L’empreinte du père : une image ambivalente
Et si la cinéaste fait la part belle aux femmes, il est un autre personnage toujours omniprésent : Ahmed (Rachid Djaïdani), un père charismatique, autoritaire et violent, qui hante encore et toujours les esprits de ces femmes. Car celui qui fut un combattant pour l’indépendance de l’Algérie va devenir à sa sortie de prison, un véritable tyran avec sa famille. Comment expliquez alors l’attachement au père qui est palpable tout au long du film ? « Evidemment que ce n’est pas clair. Mais c’est un héros qui pourrait ressembler aux personnages des G.I.’s américains de retour du Vietnam, où il n’y avait pas de cellule psychologique (…). La guerre d’Algérie a été monstrueuse.

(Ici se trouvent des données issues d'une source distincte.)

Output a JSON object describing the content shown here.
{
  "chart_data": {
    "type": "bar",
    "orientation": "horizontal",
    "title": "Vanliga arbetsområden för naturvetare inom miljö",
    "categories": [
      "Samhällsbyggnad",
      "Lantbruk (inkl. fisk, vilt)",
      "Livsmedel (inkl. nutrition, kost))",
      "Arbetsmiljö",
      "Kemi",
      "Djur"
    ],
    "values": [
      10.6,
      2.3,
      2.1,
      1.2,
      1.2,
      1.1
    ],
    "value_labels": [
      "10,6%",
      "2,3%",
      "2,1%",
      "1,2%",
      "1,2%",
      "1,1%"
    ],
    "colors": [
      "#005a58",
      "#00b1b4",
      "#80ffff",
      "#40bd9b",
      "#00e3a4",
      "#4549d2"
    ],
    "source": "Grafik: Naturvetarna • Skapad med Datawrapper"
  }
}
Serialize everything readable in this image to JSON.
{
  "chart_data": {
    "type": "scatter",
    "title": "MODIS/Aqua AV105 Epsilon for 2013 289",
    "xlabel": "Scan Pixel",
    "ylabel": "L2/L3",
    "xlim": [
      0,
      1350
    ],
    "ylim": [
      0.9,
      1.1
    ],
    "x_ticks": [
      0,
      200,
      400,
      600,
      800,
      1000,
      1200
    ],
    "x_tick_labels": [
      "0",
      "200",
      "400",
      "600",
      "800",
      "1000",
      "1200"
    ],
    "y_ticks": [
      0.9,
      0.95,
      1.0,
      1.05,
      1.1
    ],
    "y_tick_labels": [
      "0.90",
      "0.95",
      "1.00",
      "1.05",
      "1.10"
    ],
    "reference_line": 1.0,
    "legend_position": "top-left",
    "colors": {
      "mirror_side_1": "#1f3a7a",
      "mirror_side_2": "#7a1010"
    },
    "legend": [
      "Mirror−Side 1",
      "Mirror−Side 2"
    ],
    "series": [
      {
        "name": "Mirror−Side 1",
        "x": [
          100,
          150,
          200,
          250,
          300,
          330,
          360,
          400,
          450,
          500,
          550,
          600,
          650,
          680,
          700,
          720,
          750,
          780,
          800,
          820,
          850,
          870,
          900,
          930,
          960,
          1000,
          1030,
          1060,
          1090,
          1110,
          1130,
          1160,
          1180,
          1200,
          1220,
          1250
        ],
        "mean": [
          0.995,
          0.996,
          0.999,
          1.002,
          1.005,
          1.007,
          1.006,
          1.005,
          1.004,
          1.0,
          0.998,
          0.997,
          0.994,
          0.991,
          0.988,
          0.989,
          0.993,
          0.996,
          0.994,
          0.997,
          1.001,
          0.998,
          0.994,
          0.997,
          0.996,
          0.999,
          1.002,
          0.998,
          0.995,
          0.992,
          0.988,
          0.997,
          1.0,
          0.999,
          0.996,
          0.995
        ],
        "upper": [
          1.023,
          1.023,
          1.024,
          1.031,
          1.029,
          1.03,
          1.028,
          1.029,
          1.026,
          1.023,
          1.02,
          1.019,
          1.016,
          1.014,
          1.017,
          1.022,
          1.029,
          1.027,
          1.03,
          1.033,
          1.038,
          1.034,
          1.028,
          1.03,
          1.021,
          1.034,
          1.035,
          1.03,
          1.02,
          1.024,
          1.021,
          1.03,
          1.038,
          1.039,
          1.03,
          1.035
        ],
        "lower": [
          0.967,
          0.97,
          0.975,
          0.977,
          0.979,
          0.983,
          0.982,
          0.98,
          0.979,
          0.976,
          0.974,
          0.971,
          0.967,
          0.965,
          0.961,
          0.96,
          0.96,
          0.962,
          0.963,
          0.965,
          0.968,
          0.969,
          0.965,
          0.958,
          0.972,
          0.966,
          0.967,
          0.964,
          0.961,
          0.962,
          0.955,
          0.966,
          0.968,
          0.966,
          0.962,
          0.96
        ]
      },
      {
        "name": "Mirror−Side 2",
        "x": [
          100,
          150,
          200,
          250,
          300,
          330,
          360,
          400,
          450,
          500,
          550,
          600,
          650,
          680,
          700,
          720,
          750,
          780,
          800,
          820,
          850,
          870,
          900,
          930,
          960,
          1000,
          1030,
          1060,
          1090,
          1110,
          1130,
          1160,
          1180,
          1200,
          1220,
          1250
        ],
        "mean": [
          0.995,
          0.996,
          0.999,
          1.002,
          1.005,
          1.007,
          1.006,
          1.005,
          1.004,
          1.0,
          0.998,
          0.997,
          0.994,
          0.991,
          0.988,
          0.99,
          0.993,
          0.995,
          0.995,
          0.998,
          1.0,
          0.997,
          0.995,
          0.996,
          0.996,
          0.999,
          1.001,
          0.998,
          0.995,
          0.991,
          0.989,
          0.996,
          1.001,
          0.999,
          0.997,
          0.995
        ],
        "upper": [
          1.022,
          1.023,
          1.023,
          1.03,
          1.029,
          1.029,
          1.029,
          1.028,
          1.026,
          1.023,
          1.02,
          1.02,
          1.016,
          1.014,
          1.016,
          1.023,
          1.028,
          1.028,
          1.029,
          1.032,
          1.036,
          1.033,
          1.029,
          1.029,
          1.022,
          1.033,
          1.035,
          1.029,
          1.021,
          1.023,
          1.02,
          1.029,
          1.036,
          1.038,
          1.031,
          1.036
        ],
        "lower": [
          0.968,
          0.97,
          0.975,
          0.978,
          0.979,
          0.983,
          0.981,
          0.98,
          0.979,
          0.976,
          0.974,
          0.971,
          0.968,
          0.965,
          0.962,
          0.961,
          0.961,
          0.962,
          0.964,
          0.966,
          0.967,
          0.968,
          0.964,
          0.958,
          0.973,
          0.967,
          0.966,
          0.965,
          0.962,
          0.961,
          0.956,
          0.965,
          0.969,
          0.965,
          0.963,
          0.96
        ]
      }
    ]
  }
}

On a eu du mal à dire le mot guerre.(…) Les maquisards qui ont été emprisonnés ici ont subi la torture, l’humiliation. Ahmed est rentré en héros en prison, il en est ressorti comme un bête abîmée. De l’autre côté, il n’existe plus, non plus. Donc à sa sortie, c’est fini. Il a eu un lavage de cerveau, pour lui la guerre est son seul axe. Alors il va décider de créer une unité au sein de sa famille. Mais c’est une chimère de vouloir éduquer les enfants dans l’Algérie de demain alors qu’on est ici. Et quand il va essayer d’appliquer des choses qui ne sont même pas applicables là-bas, puisque l’Algérie est jeune et que la France avance, le combat va commencer à l’intérieur de la maison. Donc on peut lui trouver quand même des circonstances atténuantes.»